Students will collect/compile and interpret data to understand the human impact on a selected organism. They will design a solution to mitigate that impact, and use scientific argument to present their idea to a governing body.


From the beginning of the unit, students have encountered many changes in living organisms, and potential causes for such changes. Some of these causes have been related to human impact, including human impacts that have been detrimental or even lethal to the plant or animal populations. Now, students will hone in on one species population (or system), and use the skills and data analysis techniques they have learned in this unit to construct a scientific solution for mitigating human impacts. Their audience for this written, oral, or filmed presentation will be a local governing body. Big ideas considered by students will be:

Big questions:

  • How have living things adapted over a long period of time in response to their environment?
  • How does the environment influence which organisms, and traits in organisms, continue in a population?
  • What is common ancestry?
  • How do humans influence the environment here in Iowa?

Standards addressed:

MS-LS4-1 Analyze and interpret data for patterns in the fossil record that document the existence, diversity, extinction, and change of life forms throughout the history of life on Earth under the assumption that natural laws operate today as in the past.
Apply scientific ideas to construct an explanation for the anatomical similarities and differences among modern organisms and between modern and fossil organisms to infer evolutionary relationships. 
MS-LS4-3 Analyze displays of pictorial data to compare patterns of similarities in the embryological development across multiple species to identify relationships not evident in the fully formed anatomy.
Construct an explanation based on evidence that describes how genetic variations of traits in a population increases some individuals’ probability of surviving and reproducing in a specific environment.
Use mathematical representations to support explanations of how natural selection may lead to increases and decreases of specific traits in populations over time.
Construct an argument supported by evidence for how increases in human population and per-capita consumption of natural resources impact Earth’s systems.

Tier in depth:

Part I: Collecting Data and Seeking Solutions

  1.  Students will be asked to analyze a living organism or system of organisms in Iowa (or relating to Iowa – for example, gulf organisms affected by the dead zone), and to seek data describing their genetic and/or other changes in the population over time.
  2. The student or student group will then be tasked with making a case to a governing body about whether or not the human impact on this living thing is significant, and what they argue is an appropriate response.

Part II: Presenting Data and Arguing from Evidence

  1. In the students’ presentation, they will explain how the environment relating to their chosen organism has changed through known history, how scientists think the organism has adapted with evidence in the fossil record, embryological development, anatomical similarities with other living things, and genetic analysis.

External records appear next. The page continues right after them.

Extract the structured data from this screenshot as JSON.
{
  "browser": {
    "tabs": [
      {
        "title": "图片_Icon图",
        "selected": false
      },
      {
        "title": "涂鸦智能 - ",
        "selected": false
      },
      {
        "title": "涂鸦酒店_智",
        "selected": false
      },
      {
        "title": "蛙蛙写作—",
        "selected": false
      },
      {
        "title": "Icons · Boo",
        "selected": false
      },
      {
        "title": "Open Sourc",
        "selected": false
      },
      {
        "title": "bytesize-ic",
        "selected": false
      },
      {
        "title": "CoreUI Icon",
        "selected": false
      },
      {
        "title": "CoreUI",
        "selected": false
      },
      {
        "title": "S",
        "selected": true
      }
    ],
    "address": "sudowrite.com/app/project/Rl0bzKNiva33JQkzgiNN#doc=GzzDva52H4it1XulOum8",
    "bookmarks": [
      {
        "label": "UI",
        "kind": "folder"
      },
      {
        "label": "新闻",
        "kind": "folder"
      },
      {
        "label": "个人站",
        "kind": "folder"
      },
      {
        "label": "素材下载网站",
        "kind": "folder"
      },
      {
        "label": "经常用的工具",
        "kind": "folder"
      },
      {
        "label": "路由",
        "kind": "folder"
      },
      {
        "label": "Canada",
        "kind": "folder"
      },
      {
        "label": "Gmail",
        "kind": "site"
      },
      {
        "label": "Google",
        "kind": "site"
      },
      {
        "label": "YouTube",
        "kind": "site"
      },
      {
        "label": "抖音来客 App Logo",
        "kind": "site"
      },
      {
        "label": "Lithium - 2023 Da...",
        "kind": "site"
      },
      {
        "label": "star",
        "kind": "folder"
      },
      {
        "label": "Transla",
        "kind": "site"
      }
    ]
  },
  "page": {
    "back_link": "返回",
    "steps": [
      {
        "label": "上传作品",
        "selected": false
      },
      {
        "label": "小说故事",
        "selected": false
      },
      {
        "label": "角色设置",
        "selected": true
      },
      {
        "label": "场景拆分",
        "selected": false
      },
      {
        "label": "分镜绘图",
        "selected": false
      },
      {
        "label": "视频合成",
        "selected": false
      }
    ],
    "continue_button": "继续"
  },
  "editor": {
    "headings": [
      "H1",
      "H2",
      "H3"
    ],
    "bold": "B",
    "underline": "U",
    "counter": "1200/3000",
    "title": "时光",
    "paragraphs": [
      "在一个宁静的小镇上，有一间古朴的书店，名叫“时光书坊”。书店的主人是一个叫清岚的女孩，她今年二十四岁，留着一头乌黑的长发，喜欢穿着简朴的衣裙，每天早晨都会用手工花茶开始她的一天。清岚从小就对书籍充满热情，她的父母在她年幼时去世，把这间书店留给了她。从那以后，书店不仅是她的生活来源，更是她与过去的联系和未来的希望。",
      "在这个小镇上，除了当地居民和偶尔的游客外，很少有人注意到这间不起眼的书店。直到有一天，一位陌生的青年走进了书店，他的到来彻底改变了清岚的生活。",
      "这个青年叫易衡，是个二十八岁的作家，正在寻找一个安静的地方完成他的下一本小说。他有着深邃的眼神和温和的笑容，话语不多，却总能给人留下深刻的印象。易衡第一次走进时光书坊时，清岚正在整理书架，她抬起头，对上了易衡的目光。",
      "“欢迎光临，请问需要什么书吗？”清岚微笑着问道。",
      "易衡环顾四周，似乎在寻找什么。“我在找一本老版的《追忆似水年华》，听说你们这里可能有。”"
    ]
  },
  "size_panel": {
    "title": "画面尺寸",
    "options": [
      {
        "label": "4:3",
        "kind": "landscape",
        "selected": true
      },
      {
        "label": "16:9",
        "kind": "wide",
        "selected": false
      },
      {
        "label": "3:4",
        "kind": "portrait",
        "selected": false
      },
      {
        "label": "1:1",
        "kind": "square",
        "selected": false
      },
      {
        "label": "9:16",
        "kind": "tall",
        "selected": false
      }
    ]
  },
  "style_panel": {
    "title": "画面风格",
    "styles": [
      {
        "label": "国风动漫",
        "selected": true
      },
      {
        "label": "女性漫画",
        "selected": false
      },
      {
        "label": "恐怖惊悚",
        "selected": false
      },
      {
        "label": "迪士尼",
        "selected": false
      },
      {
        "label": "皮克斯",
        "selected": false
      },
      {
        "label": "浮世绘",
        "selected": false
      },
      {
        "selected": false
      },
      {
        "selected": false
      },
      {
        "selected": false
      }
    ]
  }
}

They will explain what the ideal environmental conditions for the organism would be and how humans may alter that. They will explain what they think would be a likely change in the organism’s future development based off the same evidence that helped scientists to explain how the living things already changed.
  2.  Students should have a plan for how human effects on the organism could be minimized in the future.
  3. This plan, supported with evidence from step one, will be presented to a governing body (or other legitimate audience).